Entre as propostas incluídas pelos vereadores estão investimentos em pavimentação e drenagem, recapeamento de ruas, revitalização de praças, presença de psicólogos nas escolas municipais, construção de novas Escolas Municipais de Educação Infantil (Emeis) e ampliação de vagas na rede, além de recursos para áreas como saúde, trânsito e segurança.

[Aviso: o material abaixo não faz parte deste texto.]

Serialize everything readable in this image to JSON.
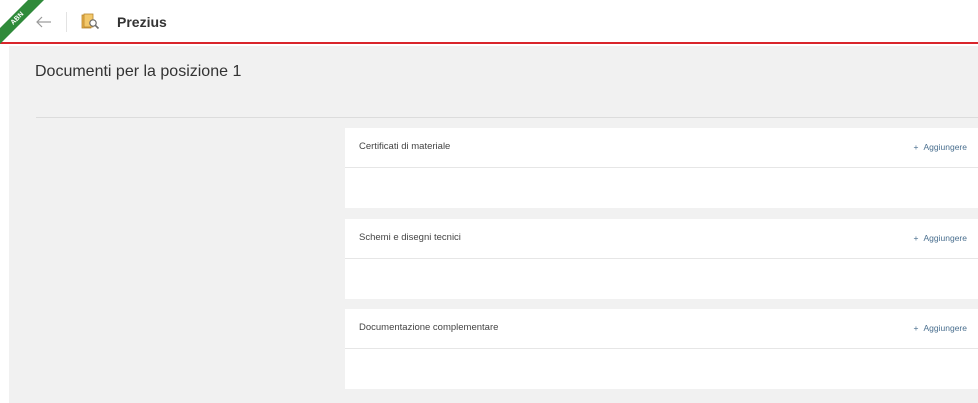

Um dos vetos refere-se às emendas ordinárias feitas ao Projeto de Lei 12.049/25, que estima a receita e fixa a despesa do município para o exercício financeiro de 2026. Na justificativa, a prefeitura argumenta que o valor previsto nas emendas é incompatível com as dotações disponíveis para investimentos com recursos do Tesouro municipal.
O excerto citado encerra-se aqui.